We could filter out only predicates that mention Deref/DerefMut, but it feels pretty ad-hoc and people can workaround by defining a new trait with Deref being it's super trait, so that's probably also not a good approach.

I would suggest that we drop the non-generic requirement all-together.

[RalfJung]

Is this the sort of case you're worried about?

No, as there we have a single impl<T> Deref for MyPtr<T>. But now imagine we have impl<T> Deref for MyPtr<Box<T>> and impl<T> Deref for MyPtr<Arc<T>> -- these impls could be doing entirely different things, and yet either of them could be relevant for dispatching fn m<T>(self: &MyPtr<T>) where MyPtr<T>: Deref<Target=Self>.

[RalfJung]

It's very hard to think of a compromise here

I've suggested a compromise multiple times: we have to be able to identify the unique impl that allows this to be a receiver, without knowing which values the generic type parameters take. That allows the allocator case but rejects the example from my previous comment.

I don't know how to implement that, as I know nothing about the trait solver, but as far as I can see this is entirely well-defined.

[nbdd0121]

I don't think that'll work, since for the Deref case the Receiver impl can be resolved to the blanket impl that implements it for all Deref.

[RalfJung]

Ah, that's how these two traits interact? I was wondering about that. Yeah okay if we have such generic Receiver impls that makes it tricky then.

Anyway, if t-types says there is no problem here then that's fine for me as well.

[nbdd0121]

I suppose we can first resolve Receiver impl, and if it resolves to the blanket impl then we try to resolve Deref and see if it's too generic. But that also feels a bit ad-hoc..

[lcnr]

Is this the sort of case you're worried about?

No, as there we have a single impl<T> Deref for MyPtr<T>. But now imagine we have impl<T> Deref for MyPtr<Box<T>> and impl<T> Deref for MyPtr<Arc<T>> -- these impls could be doing entirely different things, and yet either of them could be relevant for dispatching fn m<T>(self: &MyPtr<T>) where MyPtr<T>: Deref<Target=Self>.

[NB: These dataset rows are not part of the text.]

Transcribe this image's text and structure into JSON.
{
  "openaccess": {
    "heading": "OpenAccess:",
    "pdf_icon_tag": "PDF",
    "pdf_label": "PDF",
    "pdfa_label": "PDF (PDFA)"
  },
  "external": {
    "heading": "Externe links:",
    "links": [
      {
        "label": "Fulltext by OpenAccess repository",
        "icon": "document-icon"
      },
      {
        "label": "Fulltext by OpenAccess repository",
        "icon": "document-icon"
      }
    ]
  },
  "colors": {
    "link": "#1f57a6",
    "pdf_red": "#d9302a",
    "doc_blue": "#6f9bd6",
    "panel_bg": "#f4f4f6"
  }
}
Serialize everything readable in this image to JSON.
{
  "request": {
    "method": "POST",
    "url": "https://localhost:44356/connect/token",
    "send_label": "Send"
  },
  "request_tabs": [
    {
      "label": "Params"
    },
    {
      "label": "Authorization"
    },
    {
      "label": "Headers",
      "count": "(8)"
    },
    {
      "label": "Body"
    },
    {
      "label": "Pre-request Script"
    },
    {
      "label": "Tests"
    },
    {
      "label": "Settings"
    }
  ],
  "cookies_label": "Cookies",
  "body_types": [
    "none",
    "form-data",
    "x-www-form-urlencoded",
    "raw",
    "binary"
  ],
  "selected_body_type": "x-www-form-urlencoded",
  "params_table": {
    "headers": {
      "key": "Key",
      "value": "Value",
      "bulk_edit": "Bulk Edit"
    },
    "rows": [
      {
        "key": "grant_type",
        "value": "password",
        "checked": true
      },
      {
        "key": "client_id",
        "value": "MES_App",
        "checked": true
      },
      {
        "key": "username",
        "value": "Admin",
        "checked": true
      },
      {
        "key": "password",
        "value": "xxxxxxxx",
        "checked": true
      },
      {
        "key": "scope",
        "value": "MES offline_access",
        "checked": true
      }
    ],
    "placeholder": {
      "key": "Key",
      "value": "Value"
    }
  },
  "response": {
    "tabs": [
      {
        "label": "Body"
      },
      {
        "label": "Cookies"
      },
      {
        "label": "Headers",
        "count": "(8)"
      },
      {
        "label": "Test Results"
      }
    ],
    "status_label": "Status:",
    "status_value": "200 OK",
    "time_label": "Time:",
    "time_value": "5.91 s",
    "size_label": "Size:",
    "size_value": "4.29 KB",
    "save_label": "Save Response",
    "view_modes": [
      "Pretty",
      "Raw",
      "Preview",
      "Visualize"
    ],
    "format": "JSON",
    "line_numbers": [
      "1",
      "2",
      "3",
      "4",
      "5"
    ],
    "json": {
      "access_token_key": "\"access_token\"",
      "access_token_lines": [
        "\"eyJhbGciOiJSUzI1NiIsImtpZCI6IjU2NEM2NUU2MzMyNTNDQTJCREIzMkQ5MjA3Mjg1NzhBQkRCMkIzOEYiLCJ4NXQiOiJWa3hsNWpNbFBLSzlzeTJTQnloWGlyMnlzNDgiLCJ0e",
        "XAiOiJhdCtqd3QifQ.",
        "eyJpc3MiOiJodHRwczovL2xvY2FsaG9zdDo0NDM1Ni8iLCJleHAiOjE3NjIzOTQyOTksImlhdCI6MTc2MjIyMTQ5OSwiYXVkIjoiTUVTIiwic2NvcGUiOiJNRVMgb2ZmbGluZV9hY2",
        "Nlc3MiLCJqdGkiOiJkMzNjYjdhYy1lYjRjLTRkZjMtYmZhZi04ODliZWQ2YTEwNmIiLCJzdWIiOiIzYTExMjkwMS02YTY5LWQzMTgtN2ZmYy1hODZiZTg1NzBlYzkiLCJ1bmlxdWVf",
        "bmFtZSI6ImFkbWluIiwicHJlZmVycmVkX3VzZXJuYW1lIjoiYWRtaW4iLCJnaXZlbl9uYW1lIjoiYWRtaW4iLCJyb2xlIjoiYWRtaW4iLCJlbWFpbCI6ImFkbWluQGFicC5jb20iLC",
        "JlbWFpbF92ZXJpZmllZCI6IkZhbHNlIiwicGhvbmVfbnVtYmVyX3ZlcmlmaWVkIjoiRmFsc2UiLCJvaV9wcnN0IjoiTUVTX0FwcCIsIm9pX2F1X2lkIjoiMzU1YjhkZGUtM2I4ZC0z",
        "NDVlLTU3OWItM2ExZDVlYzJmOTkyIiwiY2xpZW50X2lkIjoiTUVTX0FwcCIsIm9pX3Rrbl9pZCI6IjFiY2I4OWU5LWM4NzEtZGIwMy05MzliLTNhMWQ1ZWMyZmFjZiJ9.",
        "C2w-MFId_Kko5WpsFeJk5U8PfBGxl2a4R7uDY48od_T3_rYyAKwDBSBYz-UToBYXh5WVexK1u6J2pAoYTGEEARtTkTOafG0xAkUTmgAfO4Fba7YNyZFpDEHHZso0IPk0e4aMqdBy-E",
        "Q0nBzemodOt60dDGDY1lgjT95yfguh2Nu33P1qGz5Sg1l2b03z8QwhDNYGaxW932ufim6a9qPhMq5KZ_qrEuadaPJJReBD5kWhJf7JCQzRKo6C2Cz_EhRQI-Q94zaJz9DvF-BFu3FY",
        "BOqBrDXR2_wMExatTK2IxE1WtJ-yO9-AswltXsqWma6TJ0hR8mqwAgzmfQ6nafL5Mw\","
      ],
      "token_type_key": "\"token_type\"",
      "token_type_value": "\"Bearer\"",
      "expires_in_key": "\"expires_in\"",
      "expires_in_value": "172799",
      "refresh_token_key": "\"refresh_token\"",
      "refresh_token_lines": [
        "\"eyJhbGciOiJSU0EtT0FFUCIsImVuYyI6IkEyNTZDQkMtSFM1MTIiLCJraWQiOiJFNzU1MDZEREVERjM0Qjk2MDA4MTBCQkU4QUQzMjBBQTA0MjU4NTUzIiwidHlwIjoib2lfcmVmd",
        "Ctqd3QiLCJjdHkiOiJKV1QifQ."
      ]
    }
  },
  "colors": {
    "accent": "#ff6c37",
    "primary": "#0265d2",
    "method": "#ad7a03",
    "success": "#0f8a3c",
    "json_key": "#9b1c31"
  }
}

so something like https://play.rust-lang.org/?version=nightly&mode=debug&edition=2021&gist=feca59e56ec2092732906a7c10493f67?

[RalfJung]

Yeah, something like that. Those impls can now have completely different Target types and thus the method may be looked up quite differently... it's a bit hard for me to imagine what even happens in the general case.^^ Here's an example.

I am surprised that this even compiles... are we considering every inherent method of every type to be a potential candidate here to find out which one gets called? Won't that be a mess?